Mas eu via em toda parte

retratos de procurado

do tal Longo Bacamarte,

uma figura lendária

que enganava a Marinha,

um fora-da-lei, um pária,

e eu sonhava, sozinha,

com o pirata afamado!

 

Com o cabelo comprido

e uma barba por fazer

como um herói era tido,

em sua tripulação

havia um elfo famoso,

e o grande Capitão

de todos era zeloso,

ele era ver pra crer!

 

Não, não era um matador,

só procurava tesouro,

mas carregava uma dor

secreta no coração:

a formosa Rafaela,

que amava com paixão

e vivia a pensar nela!

Rafaela era o seu ouro!

 

E um dia eu esbarrei

com Bil, o grande pirata,

por acaso o encontrei

quando ele foi acossado

pelo bando da neblina

e lutamos lado a lado

numa tenebrosa esquina

sob uma Lua de prata!

 

E Bil, Longo Bacamarte,

seguiu logo pro navio,

eu a seu lado, destarte,

não pensei nada em deixá-lo:

agora eu serei pirata!

Eu não vou abandoná-lo,

sou aventureira nata

e estou com fome e frio!

 

E assim entrei um dia

a servir no Renegado,

e foi bela melodia

a tocar na minha vida!

Amei Bil com toda força,

eu quis ser sua querida,

sentia-me como uma corça,

o coração disparado!

 

Mas o Bil pensava só

na distante Rafaela

e de mim não tinha dó!

Meu Deus, eu pensava então:

que faço pra merecer

ganhar o seu coração,

fazer o amor nascer

se ele só pensa nela?

 

Quinze anos de procura

já tinham corrido então,

Bil sofria de amargura!

Pensei em me conformar

e servir meu bucaneiro

sem mais nada ambicionar

como serve um escudeiro

ao seu amado barão!

 

Vivemos tanta aventura

com Primus e o anão,

mas eu retinha a ternura

e enfrentava os perigos

com meu florete afiado;

assim fiz novos amigos,

mas Bil, sempre algo amuado,

fechava seu coração!

 

Mas o destino por fim

mostrou a ele onde estava

Rafaela, e eu enfim

conformei-me com a derrota;

e o Bil, entusiasmado,

mudou de seu barco a rota,

estava meio aloprado!

E eu, pobre, definhava...

 

Mas veio a decepção!

A vida como ela é:

Rafaela disse não;

o passado já passou,

sinto nojo de você,

esta página virou,

sou hoje como me vê,

cantora de cabaré!

 

Ele voltou arrasado,

pois foi tanta a humilhação!

De coração revoltado

eu procurei Rafaela

naquele antro tão feio

e ao me ver diante dela

segui o impulso que veio:

acertei-lhe um bofetão!

 

Há muito mudei de nome,

Virgínia agora eu me chamo,

e só o amor me consome!

E o meu Longo Bacamarte

é o que eu quero na vida:

dele agora eu faço parte,

e sou a sua querida:

Bil é o homem que eu amo!

 

 

Rio de Janeiro, 10 de fevereiro de 2023.

 

imagem freepik.com

 

 

Nota: o Longo Bacamarte foi advogado antes de se tornar pirata e, ainda muito jovem, conheceu a bela Rafaela, artista plástica, numa viagem de navio.
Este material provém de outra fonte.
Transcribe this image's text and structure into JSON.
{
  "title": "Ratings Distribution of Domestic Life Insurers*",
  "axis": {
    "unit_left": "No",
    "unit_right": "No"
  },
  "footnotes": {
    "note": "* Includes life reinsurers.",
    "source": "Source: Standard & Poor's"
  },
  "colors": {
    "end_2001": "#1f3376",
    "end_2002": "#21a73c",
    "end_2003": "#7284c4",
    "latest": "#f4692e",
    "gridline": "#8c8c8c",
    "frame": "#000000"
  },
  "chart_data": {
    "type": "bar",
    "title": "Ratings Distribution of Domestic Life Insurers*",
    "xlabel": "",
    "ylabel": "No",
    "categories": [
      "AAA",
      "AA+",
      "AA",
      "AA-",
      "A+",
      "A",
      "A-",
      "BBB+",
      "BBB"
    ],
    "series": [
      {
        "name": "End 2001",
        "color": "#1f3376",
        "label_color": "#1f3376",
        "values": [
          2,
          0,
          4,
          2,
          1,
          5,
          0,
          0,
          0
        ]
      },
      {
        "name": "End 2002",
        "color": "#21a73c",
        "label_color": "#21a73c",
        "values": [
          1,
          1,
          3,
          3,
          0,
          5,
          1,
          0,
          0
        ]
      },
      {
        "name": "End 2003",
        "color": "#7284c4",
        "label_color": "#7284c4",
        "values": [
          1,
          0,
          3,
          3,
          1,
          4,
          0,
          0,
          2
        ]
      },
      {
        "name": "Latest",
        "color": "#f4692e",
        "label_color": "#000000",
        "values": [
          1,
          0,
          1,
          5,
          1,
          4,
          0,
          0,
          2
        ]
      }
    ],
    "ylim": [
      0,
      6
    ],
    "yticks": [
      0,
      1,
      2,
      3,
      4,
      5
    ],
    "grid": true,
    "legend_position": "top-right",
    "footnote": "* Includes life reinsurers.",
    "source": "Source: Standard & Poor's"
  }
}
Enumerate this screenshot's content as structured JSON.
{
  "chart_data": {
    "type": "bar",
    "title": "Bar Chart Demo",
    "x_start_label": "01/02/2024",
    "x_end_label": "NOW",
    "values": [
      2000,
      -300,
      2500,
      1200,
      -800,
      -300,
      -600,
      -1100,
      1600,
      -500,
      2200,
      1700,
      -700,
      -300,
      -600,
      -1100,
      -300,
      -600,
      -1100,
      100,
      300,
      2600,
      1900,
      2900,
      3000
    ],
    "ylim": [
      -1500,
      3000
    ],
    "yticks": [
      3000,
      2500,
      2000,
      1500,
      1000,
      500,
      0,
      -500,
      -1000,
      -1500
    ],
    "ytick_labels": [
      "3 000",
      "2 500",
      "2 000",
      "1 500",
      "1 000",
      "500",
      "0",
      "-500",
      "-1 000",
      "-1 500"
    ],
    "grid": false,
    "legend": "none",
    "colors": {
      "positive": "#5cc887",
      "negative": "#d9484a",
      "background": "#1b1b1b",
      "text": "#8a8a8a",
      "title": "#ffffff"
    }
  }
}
Iniciaram um romance de amor intenso, mas houve um naufrágio e, socorridos, foram levados para locais diferentes e perderam as direções mútuas. Desiludido da vida, Bil abandonou tudo e se tornou o pirata conhecido como Longo Bacamarte, dedicando sua vida a procurar Rafaela pelo mundo inteiro. No dia do encontro com Virginia, Bil tinha uma pequena tripulação escolhida a dedo e como braço direito o elfo sábio conhecido como o Professor Primus, mencionado no cordel. Nem todos aceitaram Virginia, mas ela soube se impor. 

O final do cordel refere-se ao incidente em que Bil localiza Rafaela após 15 anos de separação só para descobrir que ela se tornara uma pessoa de baixo nível, em ambiente vulgar e amigada com um sujeito de maus bofes. Ela ridicularizou Bil por ele ter abandonado a carreira de advogado e se tornado um pirata "com roupas sujas". Ele também foi ameaçado pelos homens do cabaré, mas ficou sem reação e em estado de choque. Virgínia, que o seguira às escondidas, entrou e o retirou, sob as zombarias de Rafaela. Então, deixando o atordoado Bil com o elfo, ela retornou e agrediu Rafaela na frente de todo mundo, e brandindo o florete manteve todos a distância e foi embora. Assim deixou de existir a barrreira psicólogica que impedia Bil de aceitar o amor de Virgínia.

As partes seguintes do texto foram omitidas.